Avery did get in the bed with us.  At least I made her sleep on top of the covers.  Then Henry started screaming and the Mister got up, putting Avery UNDER THE COVERS, and went and slept with him in the den for a while…  Touching god knows what with that unwashed disease carrying, rat poop touching hand of his.  I mean, come on…  WASH YOUR HANDS.  (Nothing to do, either, with being a pregnant insane OCD hand washer…  I mean, I know he thought it was a bug, but come on, what if it wasn’t…  Just wash your hands, dude.)

It didn’t occur to me until this morning to get my ass up and get in the guest bed.  And put Avery in there with me when she got up.  Yeah.  Dumbass.


This morning, I decided to crawl around the floor and find the thing to give it a closer look…  I did find it and picked it up with a wad of toilet paper, brought it into the kitchen, put it on a paper plate and held it up under the light.  And guess what.  It looks exactly like a miniature doodie log.  It IS a miniature doodie log.  It is most definitely some sort of rodent fecal matter.  So, I freaked the fuck out. 
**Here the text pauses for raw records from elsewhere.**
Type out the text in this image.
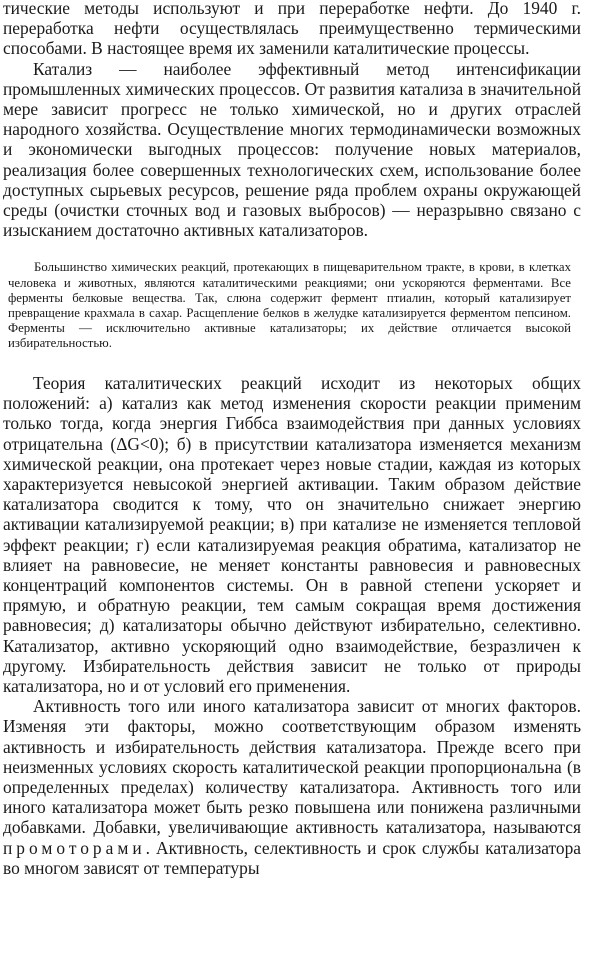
тические методы используют и при переработке нефти. До 1940 г. переработка нефти осуществлялась преимущественно термическими способами. В настоящее время их заменили каталитические процессы.

Катализ — наиболее эффективный метод интенсификации промышленных химических процессов. От развития катализа в значительной мере зависит прогресс не только химической, но и других отраслей народного хозяйства. Осуществление многих термодинамически возможных и экономически выгодных процессов: получение новых материалов, реализация более совершенных технологических схем, использование более доступных сырьевых ресурсов, решение ряда проблем охраны окружающей среды (очистки сточных вод и газовых выбросов) — неразрывно связано с изысканием достаточно активных катализаторов.

Большинство химических реакций, протекающих в пищеварительном тракте, в крови, в клетках человека и животных, являются каталитическими реакциями; они ускоряются ферментами. Все ферменты белковые вещества. Так, слюна содержит фермент птиалин, который катализирует превращение крахмала в сахар. Расщепление белков в желудке катализируется ферментом пепсином. Ферменты — исключительно активные катализаторы; их действие отличается высокой избирательностью.

Теория каталитических реакций исходит из некоторых общих положений: а) катализ как метод изменения скорости реакции применим только тогда, когда энергия Гиббса взаимодействия при данных условиях отрицательна (ΔG<0); б) в присутствии катализатора изменяется механизм химической реакции, она протекает через новые стадии, каждая из которых характеризуется невысокой энергией активации. Таким образом действие катализатора сводится к тому, что он значительно снижает энергию активации катализируемой реакции; в) при катализе не изменяется тепловой эффект реакции; г) если катализируемая реакция обратима, катализатор не влияет на равновесие, не меняет константы равновесия и равновесных концентраций компонентов системы. Он в равной степени ускоряет и прямую, и обратную реакции, тем самым сокращая время достижения равновесия; д) катализаторы обычно действуют избирательно, селективно. Катализатор, активно ускоряющий одно взаимодействие, безразличен к другому. Избирательность действия зависит не только от природы катализатора, но и от условий его применения.

Активность того или иного катализатора зависит от многих факторов. Изменяя эти факторы, можно соответствующим образом изменять активность и избирательность действия катализатора. Прежде всего при неизменных условиях скорость каталитической реакции пропорциональна (в определенных пределах) количеству катализатора. Активность того или иного катализатора может быть резко повышена или понижена различными добавками. Добавки, увеличивающие активность катализатора, называются промоторами. Активность, селективность и срок службы катализатора во многом зависят от температуры
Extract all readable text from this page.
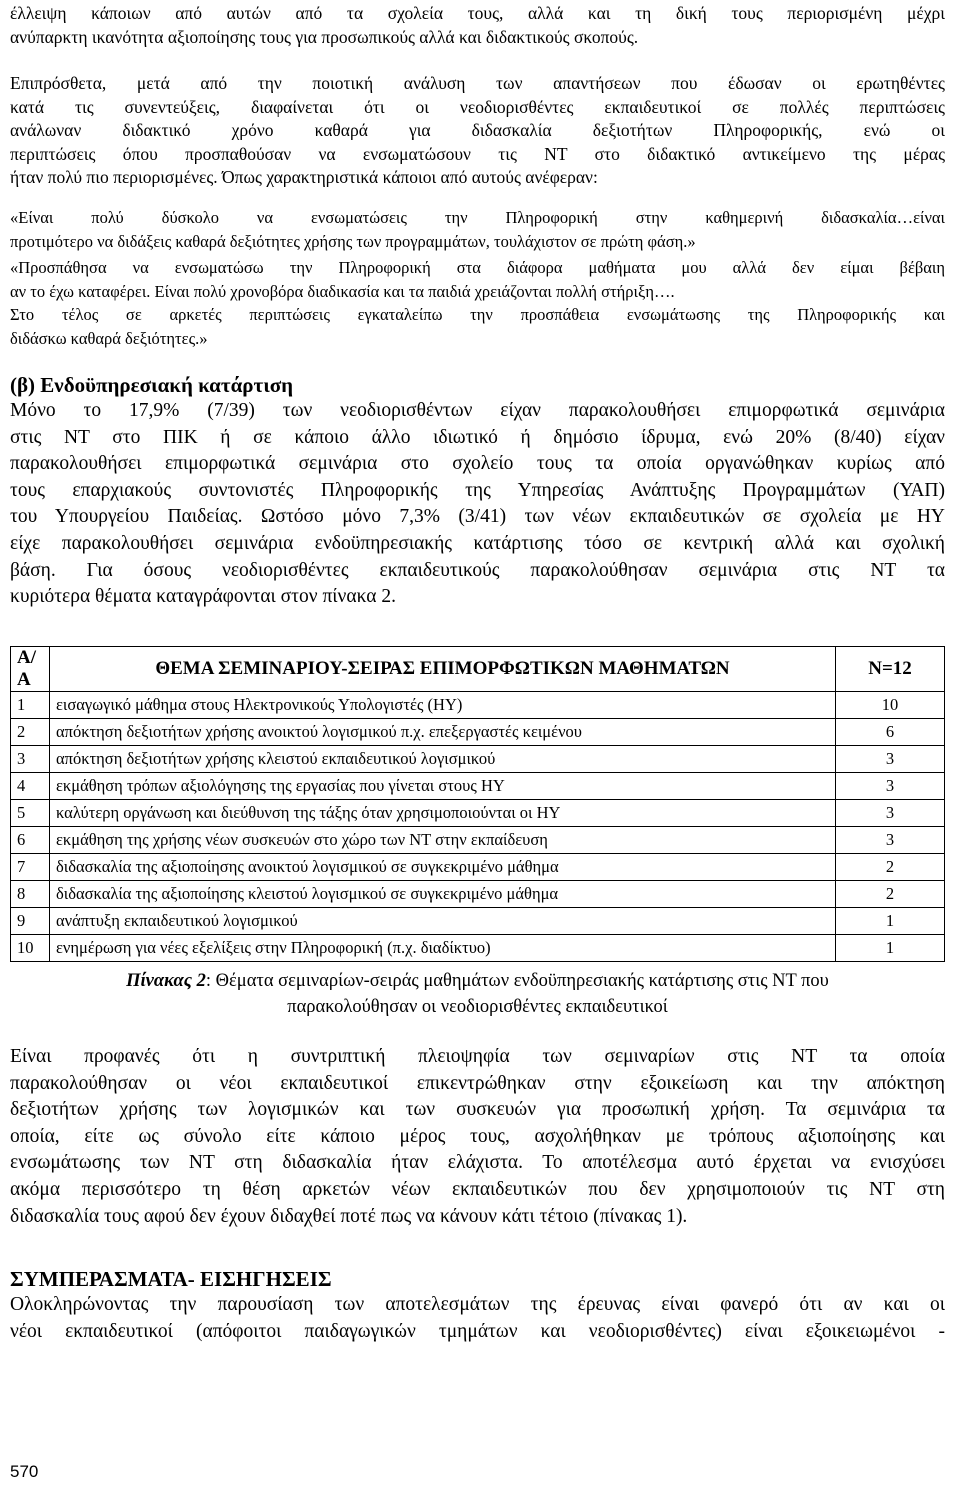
έλλειψη κάποιων από αυτών από τα σχολεία τους, αλλά και τη δική τους περιορισμένη μέχρι
ανύπαρκτη ικανότητα αξιοποίησης τους για προσωπικούς αλλά και διδακτικούς σκοπούς.
Επιπρόσθετα, μετά από την ποιοτική ανάλυση των απαντήσεων που έδωσαν οι ερωτηθέντες
κατά τις συνεντεύξεις, διαφαίνεται ότι οι νεοδιορισθέντες εκπαιδευτικοί σε πολλές περιπτώσεις
ανάλωναν διδακτικό χρόνο καθαρά για διδασκαλία δεξιοτήτων Πληροφορικής, ενώ οι
περιπτώσεις όπου προσπαθούσαν να ενσωματώσουν τις ΝΤ στο διδακτικό αντικείμενο της μέρας
ήταν πολύ πιο περιορισμένες. Όπως χαρακτηριστικά κάποιοι από αυτούς ανέφεραν:
«Είναι πολύ δύσκολο να ενσωματώσεις την Πληροφορική στην καθημερινή διδασκαλία…είναι
προτιμότερο να διδάξεις καθαρά δεξιότητες χρήσης των προγραμμάτων, τουλάχιστον σε πρώτη φάση.»
«Προσπάθησα να ενσωματώσω την Πληροφορική στα διάφορα μαθήματα μου αλλά δεν είμαι βέβαιη
αν το έχω καταφέρει. Είναι πολύ χρονοβόρα διαδικασία και τα παιδιά χρειάζονται πολλή στήριξη….
Στο τέλος σε αρκετές περιπτώσεις εγκαταλείπω την προσπάθεια ενσωμάτωσης της Πληροφορικής και
διδάσκω καθαρά δεξιότητες.»
(β) Ενδοϋπηρεσιακή κατάρτιση
Μόνο το 17,9% (7/39) των νεοδιορισθέντων είχαν παρακολουθήσει επιμορφωτικά σεμινάρια
στις ΝΤ στο ΠΙΚ ή σε κάποιο άλλο ιδιωτικό ή δημόσιο ίδρυμα, ενώ 20% (8/40) είχαν
παρακολουθήσει επιμορφωτικά σεμινάρια στο σχολείο τους τα οποία οργανώθηκαν κυρίως από
τους επαρχιακούς συντονιστές Πληροφορικής της Υπηρεσίας Ανάπτυξης Προγραμμάτων (ΥΑΠ)
του Υπουργείου Παιδείας. Ωστόσο μόνο 7,3% (3/41) των νέων εκπαιδευτικών σε σχολεία με ΗΥ
είχε παρακολουθήσει σεμινάρια ενδοϋπηρεσιακής κατάρτισης τόσο σε κεντρική αλλά και σχολική
βάση. Για όσους νεοδιορισθέντες εκπαιδευτικούς παρακολούθησαν σεμινάρια στις ΝΤ τα
κυριότερα θέματα καταγράφονται στον πίνακα 2.
Α/Α	ΘΕΜΑ ΣΕΜΙΝΑΡΙΟΥ-ΣΕΙΡΑΣ ΕΠΙΜΟΡΦΩΤΙΚΩΝ ΜΑΘΗΜΑΤΩΝ	Ν=12
1	εισαγωγικό μάθημα στους Ηλεκτρονικούς Υπολογιστές (ΗΥ)	10
2	απόκτηση δεξιοτήτων χρήσης ανοικτού λογισμικού π.χ. επεξεργαστές κειμένου	6
3	απόκτηση δεξιοτήτων χρήσης κλειστού εκπαιδευτικού λογισμικού	3
4	εκμάθηση τρόπων αξιολόγησης της εργασίας που γίνεται στους ΗΥ	3
5	καλύτερη οργάνωση και διεύθυνση της τάξης όταν χρησιμοποιούνται οι ΗΥ	3
6	εκμάθηση της χρήσης νέων συσκευών στο χώρο των ΝΤ στην εκπαίδευση	3
7	διδασκαλία της αξιοποίησης ανοικτού λογισμικού σε συγκεκριμένο μάθημα	2
8	διδασκαλία της αξιοποίησης κλειστού λογισμικού σε συγκεκριμένο μάθημα	2
9	ανάπτυξη εκπαιδευτικού λογισμικού	1
10	ενημέρωση για νέες εξελίξεις στην Πληροφορική (π.χ. διαδίκτυο)	1
Πίνακας 2: Θέματα σεμιναρίων-σειράς μαθημάτων ενδοϋπηρεσιακής κατάρτισης στις ΝΤ που
παρακολούθησαν οι νεοδιορισθέντες εκπαιδευτικοί
Είναι προφανές ότι η συντριπτική πλειοψηφία των σεμιναρίων στις ΝΤ τα οποία
παρακολούθησαν οι νέοι εκπαιδευτικοί επικεντρώθηκαν στην εξοικείωση και την απόκτηση
δεξιοτήτων χρήσης των λογισμικών και των συσκευών για προσωπική χρήση. Τα σεμινάρια τα
οποία, είτε ως σύνολο είτε κάποιο μέρος τους, ασχολήθηκαν με τρόπους αξιοποίησης και
ενσωμάτωσης των ΝΤ στη διδασκαλία ήταν ελάχιστα. Το αποτέλεσμα αυτό έρχεται να ενισχύσει
ακόμα περισσότερο τη θέση αρκετών νέων εκπαιδευτικών που δεν χρησιμοποιούν τις ΝΤ στη
διδασκαλία τους αφού δεν έχουν διδαχθεί ποτέ πως να κάνουν κάτι τέτοιο (πίνακας 1).
ΣΥΜΠΕΡΑΣΜΑΤΑ- ΕΙΣΗΓΗΣΕΙΣ
Ολοκληρώνοντας την παρουσίαση των αποτελεσμάτων της έρευνας είναι φανερό ότι αν και οι
νέοι εκπαιδευτικοί (απόφοιτοι παιδαγωγικών τμημάτων και νεοδιορισθέντες) είναι εξοικειωμένοι -
570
Then all of last night’s panicky thoughts of rat disease and birth defects, etc… , came swirling back into my head, and I thought to myself, Oh shit.  I probably shouldn’t have inspected it so closely to my face…  Oh no!  OH NO!  What if I actually inhaled some rat disease that was wafting off of it?!?!?  OH MY GOD!  OH MY GOD!  Wasn’t it enough just to sleep with the germs?!?!  I had to inhale them, too?!?!  I’M SOOOOO STUPID!!!!!!!  So, I raced around for a minute wondering how insane I would sound calling the OB’s office telling them I was afraid I’d inhaled a rat disease that would harm my unborn baby from putting a piece of rat doo-doo too close to my nose…  Yeah.  Probably pretty damn crazy.
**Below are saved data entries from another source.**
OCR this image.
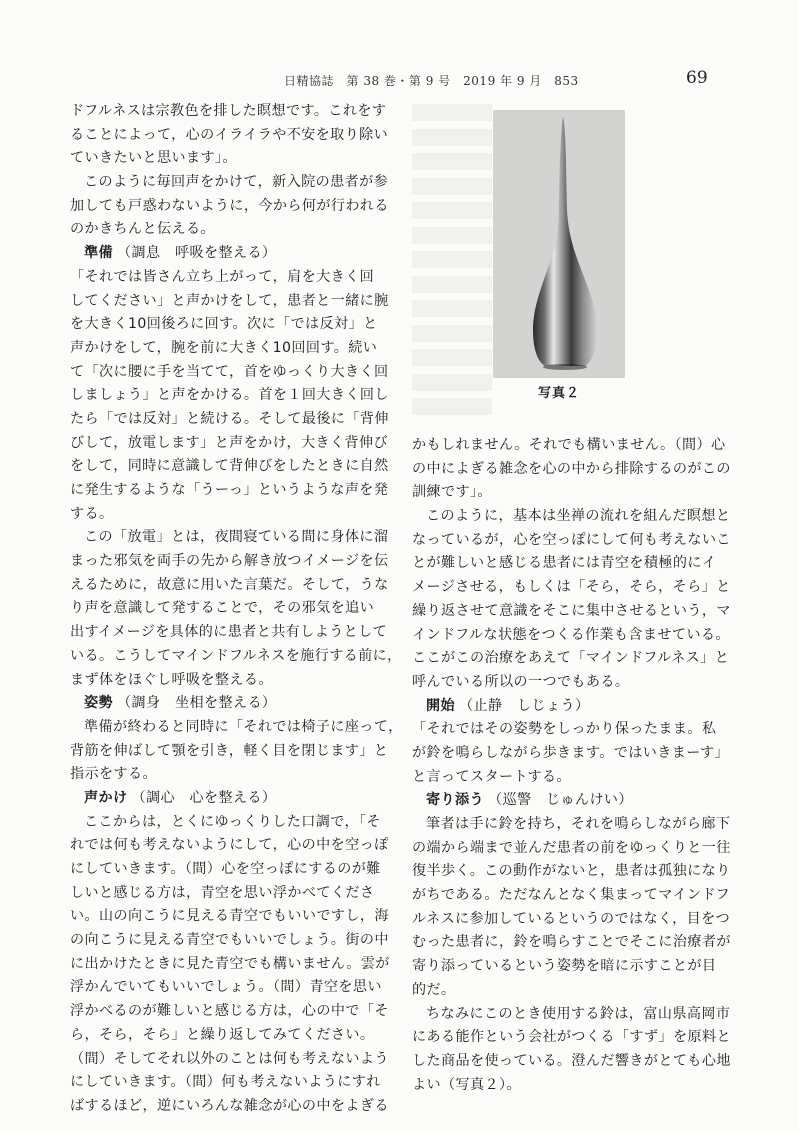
日精協誌　第 38 巻・第 9 号　2019 年 9 月　853	69
写真２
ドフルネスは宗教色を排した瞑想です。これをす
ることによって，心のイライラや不安を取り除い
ていきたいと思います」。
このように毎回声をかけて，新入院の患者が参
加しても戸惑わないように，今から何が行われる
のかきちんと伝える。
準備 （調息　呼吸を整える）
「それでは皆さん立ち上がって，肩を大きく回
してください」と声かけをして，患者と一緒に腕
を大きく10回後ろに回す。次に「では反対」と
声かけをして，腕を前に大きく10回回す。続い
て「次に腰に手を当てて，首をゆっくり大きく回
しましょう」と声をかける。首を１回大きく回し
たら「では反対」と続ける。そして最後に「背伸
びして，放電します」と声をかけ，大きく背伸び
をして，同時に意識して背伸びをしたときに自然
に発生するような「うーっ」というような声を発
する。
この「放電」とは，夜間寝ている間に身体に溜
まった邪気を両手の先から解き放つイメージを伝
えるために，故意に用いた言葉だ。そして，うな
り声を意識して発することで，その邪気を追い
出すイメージを具体的に患者と共有しようとして
いる。こうしてマインドフルネスを施行する前に，
まず体をほぐし呼吸を整える。
姿勢 （調身　坐相を整える）
準備が終わると同時に「それでは椅子に座って，
背筋を伸ばして顎を引き，軽く目を閉じます」と
指示をする。
声かけ （調心　心を整える）
ここからは，とくにゆっくりした口調で，「そ
れでは何も考えないようにして，心の中を空っぽ
にしていきます。（間）心を空っぽにするのが難
しいと感じる方は，青空を思い浮かべてくださ
い。山の向こうに見える青空でもいいですし，海
の向こうに見える青空でもいいでしょう。街の中
に出かけたときに見た青空でも構いません。雲が
浮かんでいてもいいでしょう。（間）青空を思い
浮かべるのが難しいと感じる方は，心の中で「そ
ら，そら，そら」と繰り返してみてください。
（間）そしてそれ以外のことは何も考えないよう
にしていきます。（間）何も考えないようにすれ
ばするほど，逆にいろんな雑念が心の中をよぎる
かもしれません。それでも構いません。（間）心
の中によぎる雑念を心の中から排除するのがこの
訓練です」。
このように，基本は坐禅の流れを組んだ瞑想と
なっているが，心を空っぽにして何も考えないこ
とが難しいと感じる患者には青空を積極的にイ
メージさせる，もしくは「そら，そら，そら」と
繰り返させて意識をそこに集中させるという，マ
インドフルな状態をつくる作業も含ませている。
ここがこの治療をあえて「マインドフルネス」と
呼んでいる所以の一つでもある。
開始 （止静　しじょう）
「それではその姿勢をしっかり保ったまま。私
が鈴を鳴らしながら歩きます。ではいきまーす」
と言ってスタートする。
寄り添う （巡警　じゅんけい）
筆者は手に鈴を持ち，それを鳴らしながら廊下
の端から端まで並んだ患者の前をゆっくりと一往
復半歩く。この動作がないと，患者は孤独になり
がちである。ただなんとなく集まってマインドフ
ルネスに参加しているというのではなく，目をつ
むった患者に，鈴を鳴らすことでそこに治療者が
寄り添っているという姿勢を暗に示すことが目
的だ。
ちなみにこのとき使用する鈴は，富山県高岡市
にある能作という会社がつくる「すず」を原料と
した商品を使っている。澄んだ響きがとても心地
よい（写真２）。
So, instead I emailed the Mister.  Saying it was, in fact, some sort of fecal matter and relayed all of my fears to him and asked if I should call the exterminator or the doctor.  He called me right back and sort of talked me off the ledge…  He reiterated, “We have no rats or mice in our house…” “We have an exterminator…”  Blah. Blah. Blah.  Yeah.  I know.  I calmed down and rationally started thinking about it…  Okay, I guess it could have come off of someone’s clothing or foot or something…  It could have been squirrel or chipmunk poop  that someone brought in from outside…  (Which is probably still teeming with disease, but somehow made me feel better…)  We are often out there with no shoes, etc…  We were in the garage all evening, etc… 

SO, maybe we don’t have rats…  BUT, we sure as hell slept with some sort of rodent shit germs in our bed and that does not make me feel happy.  I called the exterminator’s office, whose receptionist now probably thinks I’m insane, rambling on about unborn children and rat diseases and whatnot, but who cares.  I’m waiting on him to call me back and get his rat busting ass over here pronto.

Meanwhile, I think I’ll continue to do my best to de-rat germ the house…  I’ve already stripped myself and the kids and the sheets (with gloves on, of course…) and am trying really hard not to think about all the stuff the Mister may have touched when rambling around in the middle of the night with unwashed rat shit hands… 

I’ll keep you posted on the findings.


Do you think I should call the doctor????

ETA:  The Bug Man, aka from here on out as My Hero, will be here shortly and wants to see the “evidence.”  Ewwww…  But, okay.  Let me put my gloves back on and dig through the garbage, because it never occurred to me to SAVE IT.